I was greeted with apologies. There was a mistake in the lab, he said. "You are pregnant!Congratulations! The nurse realized she made a mistake when you came back down to the lab and she came up and told me but you had already left. So again, congrats! Start taking vitamins!"

I hung up and started crying all over again. Adders hugged me and laughed and then said the doctor should be shot. But what meant so much to me is that I got to know how I truly felt about this pregnancy - twice I had been confronted with possibly not being pregnant (the bleeding and the doctor's office) and both times I had been surprised by how upset I was. Clearly this baby was what I really wanted, even more so that I could consciously acknowledge.

Adders went back to work. I drove up to my mom's. She was on her computer. I took out a pregnancy test, placed it in front of her and said, "I guess you're not always as right as you think you are." She stared at the test confused before I had to explain, "It's positive." Apparently, this was the first time she had ever seen a pregnancy test up close and personal. Finally she understood and jumped and screamed and hugged me.

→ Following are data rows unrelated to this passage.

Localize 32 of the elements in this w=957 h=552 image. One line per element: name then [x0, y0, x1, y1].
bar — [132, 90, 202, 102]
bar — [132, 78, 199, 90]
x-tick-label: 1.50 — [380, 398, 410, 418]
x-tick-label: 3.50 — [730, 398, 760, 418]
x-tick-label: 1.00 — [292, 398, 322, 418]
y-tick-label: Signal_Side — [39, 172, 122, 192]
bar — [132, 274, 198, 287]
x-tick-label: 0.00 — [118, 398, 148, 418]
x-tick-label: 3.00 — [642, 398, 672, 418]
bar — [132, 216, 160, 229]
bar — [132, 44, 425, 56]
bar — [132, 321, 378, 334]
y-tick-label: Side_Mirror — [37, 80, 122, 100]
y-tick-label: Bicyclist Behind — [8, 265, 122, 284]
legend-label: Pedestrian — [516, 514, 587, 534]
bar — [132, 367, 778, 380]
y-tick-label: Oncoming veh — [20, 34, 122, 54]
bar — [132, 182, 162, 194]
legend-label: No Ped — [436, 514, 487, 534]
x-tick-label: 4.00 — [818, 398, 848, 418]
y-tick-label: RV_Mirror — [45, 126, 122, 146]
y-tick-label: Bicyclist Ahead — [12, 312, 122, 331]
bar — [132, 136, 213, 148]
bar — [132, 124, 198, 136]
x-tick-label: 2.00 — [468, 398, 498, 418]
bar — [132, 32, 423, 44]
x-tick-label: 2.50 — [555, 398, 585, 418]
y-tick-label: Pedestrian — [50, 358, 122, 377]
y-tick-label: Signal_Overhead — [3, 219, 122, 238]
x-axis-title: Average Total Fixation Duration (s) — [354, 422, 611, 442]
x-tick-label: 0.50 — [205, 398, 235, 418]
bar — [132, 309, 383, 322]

And thus my journey with LB began.

We are now in the midst of our 26th week together. He kicks furiously and at all times of the day. He particularly enjoys connecting with my bladder and the bottom right side of my ribcage. The mere thought of him not existing still makes me cry because so many of my hopes and dreams have now been pinned on him (no pressure, little guy!). His placenta is fine. There is no cyst. But apparently he's hogging all of my insulin. Iron too. He clearly doesn't like to share, just like his mother. Big plans are being made for his room. It's been painted. The furniture has been ordered. We are anticipating our lives with him.
It's weird to love someone so much that you don't even know the first thing about (other than their kicking preferences). But by gosh, it's also incredibly amazing.
P.S. I did get my two week trip to Italy with Adders. We took LB with us at 10 weeks. He had a great time and generously allowed me to eat anything I wanted!